A new lawsuit filed this week in Dane County Circuit Court seeks to have Wisconsin’s congressional maps declared an unconstitutional, anti-competitive gerrymander and thrown out. 

The suit, filed Tuesday, is another attempt by Democrats and their allies to have new maps drawn before the 2026 midterm elections. Just a few weeks ago, the Wisconsin Supreme Court declined to hear two challenges to the current congressional districts. 

Republicans currently hold six of the state’s eight congressional districts. Democrats have focused on southern Wisconsin’s First District, currently held by Rep. Bryan Steil, and western Wisconsin’s Third District, currently held by Rep. Derrick Van Orden, as possible targets. 

The current maps were drawn by Democratic Gov. Tony Evers and selected by the state Supreme Court, which was at the time controlled by conservatives.
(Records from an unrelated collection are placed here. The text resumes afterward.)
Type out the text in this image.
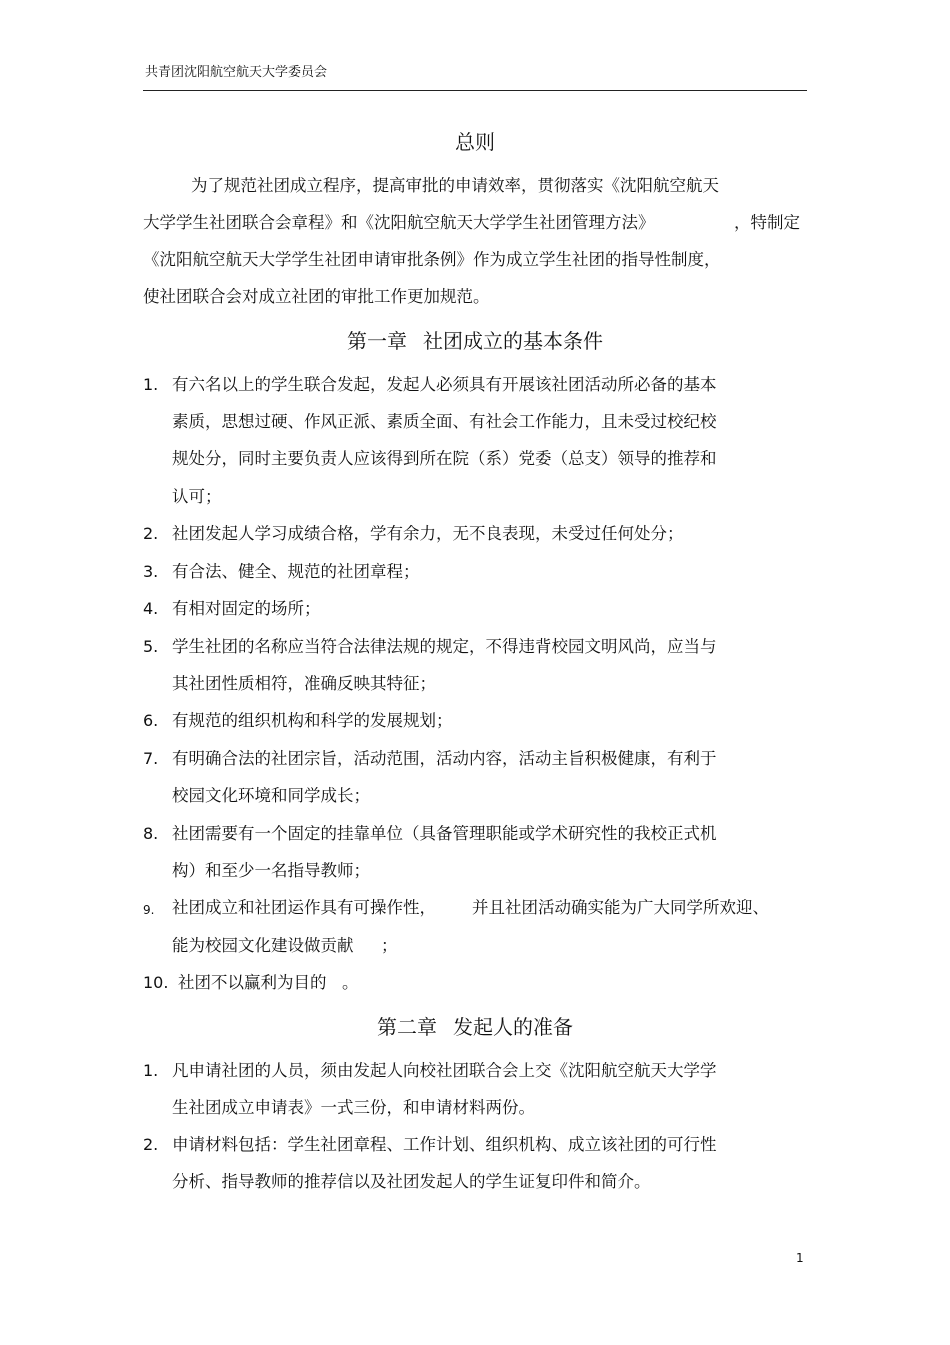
共青团沈阳航空航天大学委员会
总则
为了规范社团成立程序，提高审批的申请效率，贯彻落实《沈阳航空航天
大学学生社团联合会章程》和《沈阳航空航天大学学生社团管理方法》	，特制定
《沈阳航空航天大学学生社团申请审批条例》作为成立学生社团的指导性制度，
使社团联合会对成立社团的审批工作更加规范。
第一章 社团成立的基本条件
1. 有六名以上的学生联合发起，发起人必须具有开展该社团活动所必备的基本
素质，思想过硬、作风正派、素质全面、有社会工作能力，且未受过校纪校
规处分，同时主要负责人应该得到所在院（系）党委（总支）领导的推荐和
认可；
2. 社团发起人学习成绩合格，学有余力，无不良表现，未受过任何处分；
3. 有合法、健全、规范的社团章程；
4. 有相对固定的场所；
5. 学生社团的名称应当符合法律法规的规定，不得违背校园文明风尚，应当与
其社团性质相符，准确反映其特征；
6. 有规范的组织机构和科学的发展规划；
7. 有明确合法的社团宗旨，活动范围，活动内容，活动主旨积极健康，有利于
校园文化环境和同学成长；
8. 社团需要有一个固定的挂靠单位（具备管理职能或学术研究性的我校正式机
构）和至少一名指导教师；
9. 社团成立和社团运作具有可操作性， 并且社团活动确实能为广大同学所欢迎、
能为校园文化建设做贡献 ；
10. 社团不以赢利为目的 。
第二章 发起人的准备
1. 凡申请社团的人员，须由发起人向校社团联合会上交《沈阳航空航天大学学
生社团成立申请表》一式三份，和申请材料两份。
2. 申请材料包括：学生社团章程、工作计划、组织机构、成立该社团的可行性
分析、指导教师的推荐信以及社团发起人的学生证复印件和简介。
1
In that case, the Court had ruled that any proposed maps must follow a “least change” standard and adhere as closely as possible to the maps installed by Republicans in 2011. 

The new lawsuit was filed at the local level, rather than directly with the Supreme Court as an original action, a slower process but perhaps more likely to be taken up by the Court — which has declined to hear challenges to the congressional maps a handful of times in the last few years, despite the Court’s liberal wing gaining majority control after the 2023 Supreme Court election. 

The new suit was filed by attorneys from voting rights focused Law Forward on behalf of the bipartisan business group Wisconsin Business Leaders for Democracy Coalition, arguing that the current maps are unconstitutional because they’re anti-competitive. Previous challenges to the maps argued the districts were rigged to benefit the Republican party and violated equal protection laws. 

“Wisconsin’s current congressional plan presents a textbook example of an anti-competitive gerrymander,” the lawsuit states. “Anti-competitive gerrymanders are every bit as noxious to democracy as partisan gerrymanders and racial gerrymanders.”

The lawsuit adds that Wisconsin’s maps are an “anti-competitive gerrymander that artificially suppresses electoral competition.” The suit argues that when the congressional maps were drawn in 2011, the lines were drawn to protect incumbents of both parties. When those maps were largely kept intact by the Supreme Court’s “least change” standard in 2021, the decision to insulate incumbents was carried over. 

“After the Wisconsin Legislature adopted the 2011 congressional map, congressional races over the ensuing decade were, as intended, highly uncompetitive,” the lawsuit states, noting that only one congressional election under those maps was decided by less than 10 percentage points. “The Court’s adoption … of the ‘least change’ congressional map necessarily perpetuated the essential features — and the primary flaws — of the 2011 congressional map, including the 2011 congressional map’s intentional and effective effort to suppress competition.”